Probably one of the most exciting periods in automotive history, the ’60s and ’70s were the age of the American muscle car. Big, loud, tire screeching machines, automakers raced to out-do the competition, cramming bigger motors into their cars each year. Over half a century later, many of these cars reside in private car collections, and the extremely rare ones can command quite a hefty price tag.
Most of us have probably dreamt of one day owning one of these bad ass rides, I know I have… But, if you’re eyeing one of these particular vehicles, well then, you better start putting in the hours as soon as your done reading this post.
Sold in 2014, this rare Corvette is one of only 80 convertible L88s made in 1968.
Dodge built only 503 Daytonas.
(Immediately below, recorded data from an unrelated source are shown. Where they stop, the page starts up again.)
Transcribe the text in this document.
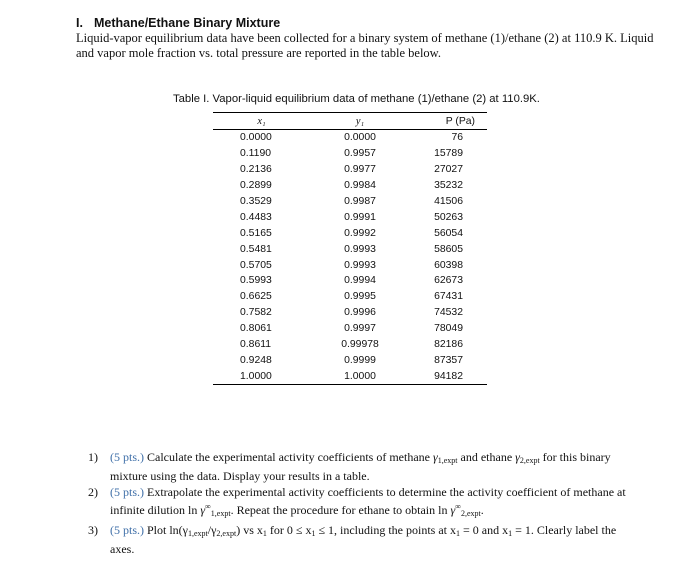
I. Methane/Ethane Binary Mixture
Liquid-vapor equilibrium data have been collected for a binary system of methane (1)/ethane (2) at 110.9 K. Liquid and vapor mole fraction vs. total pressure are reported in the table below.
Table I. Vapor-liquid equilibrium data of methane (1)/ethane (2) at 110.9K.
x₁	y₁	P (Pa)
0.0000	0.0000	76
0.1190	0.9957	15789
0.2136	0.9977	27027
0.2899	0.9984	35232
0.3529	0.9987	41506
0.4483	0.9991	50263
0.5165	0.9992	56054
0.5481	0.9993	58605
0.5705	0.9993	60398
0.5993	0.9994	62673
0.6625	0.9995	67431
0.7582	0.9996	74532
0.8061	0.9997	78049
0.8611	0.99978	82186
0.9248	0.9999	87357
1.0000	1.0000	94182
1)	(5 pts.) Calculate the experimental activity coefficients of methane $\gamma_{1,expt}$ and ethane $\gamma_{2,expt}$ for this binary mixture using the data. Display your results in a table.
2)	(5 pts.) Extrapolate the experimental activity coefficients to determine the activity coefficient of methane at infinite dilution $\ln \gamma^\infty_{1,expt}$. Repeat the procedure for ethane to obtain $\ln \gamma^\infty_{2,expt}$.
3)	(5 pts.) Plot $\ln(\gamma_{1,expt}/\gamma_{2,expt})$ vs $x_1$ for $0 \le x_1 \le 1$, including the points at $x_1 = 0$ and $x_1 = 1$. Clearly label the axes.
Of those 503, 70 were Hemi-powered, and only 20 had a 4-speed manual transmission. The one that sold in 2015 had the lowest-mile original engine known to exist, with only 5,977 miles on it.
There’s no question why this Mustang pulled in just under a million dollars, it’s one of only 34 ever made.
Only 69 Camaros were fitted with the ZL1 engine, as it doubled the price of the car at the time. Only 12 of those had a manual transmission and the single red one went up for auction in 2013.
You might recognize this car, made famous in the film Gone in 60 Seconds. Several ‘Eleanors’ were built for the movie, but this one was the “Hero”, driven by Nicholas Cage and used in various close-ups and promotional materials.
This Chevelle sold in 2013, one of 20 produced with the LS6 454 motor.
This is the most highly sought after Mustang there is. Why? It’s the only one. It was originally built as a test vehicle for Goodyear before being fitted with a lightweight 427 race engine and given the name ‘Super Snake’. The plan was to sell a limited number of them to the public but because the estimated cost was so high, no more were ever built.
This fully restored and extremely rare factory-spec Shelby Cobra hit the auction block in 2015.
Convertibles weren’t very popular in the late ’60s and early ’70s, so only 14 of these cars were made. The one that sold in 2015 included a bunch of original upgrades, making it one of a kind.
This concept car was designed just before the muscle car revolution and inspired by the cars setting world speed records at the Salt Flats in Utah. Two of them were made for GM’s Motorama Auto Show, one finished in bronze and the other in green. The green Bonneville was auctioned in 2006.
Even rarer than the 1970 Hemi Cuda convertible, only 11 of these were made in 1971, with 2 of them being 4-speeds. This blue one sold in 2014 and is considered one of the “holy grails of muscle cars”.
My personal favourite, this ’67 L88 is the most sought after Vette, with only 20 of them ever being built. The one that sold in 2014 is thought to be the best of the best.
Built by Carroll Shelby for the sole purpose of seeing how fast it could actually go, only 2 ‘Super Snakes’ were ever made. One was originally for Bill Cosby, but it would later be returned to Shelby and then sold to Tony Maxey who unfortunately committed suicide in the car by driving it off a cliff. The other one sold in 2007.
The GT40 has a long history, built for the sole purpose of beating Ferrari at Le Mans. The one that was auctioned in 2014 was a prototype, the second oldest in existence, and the first with a podium finish.
The most expensive American car ever sold at auction, the CSX2000 is the very first Shelby Cobra, used as Carroll Shelby’s personal car and development prototype. The car remained in his possession until his death in 2012, and was sold as is, with dings on the body and ripped seats.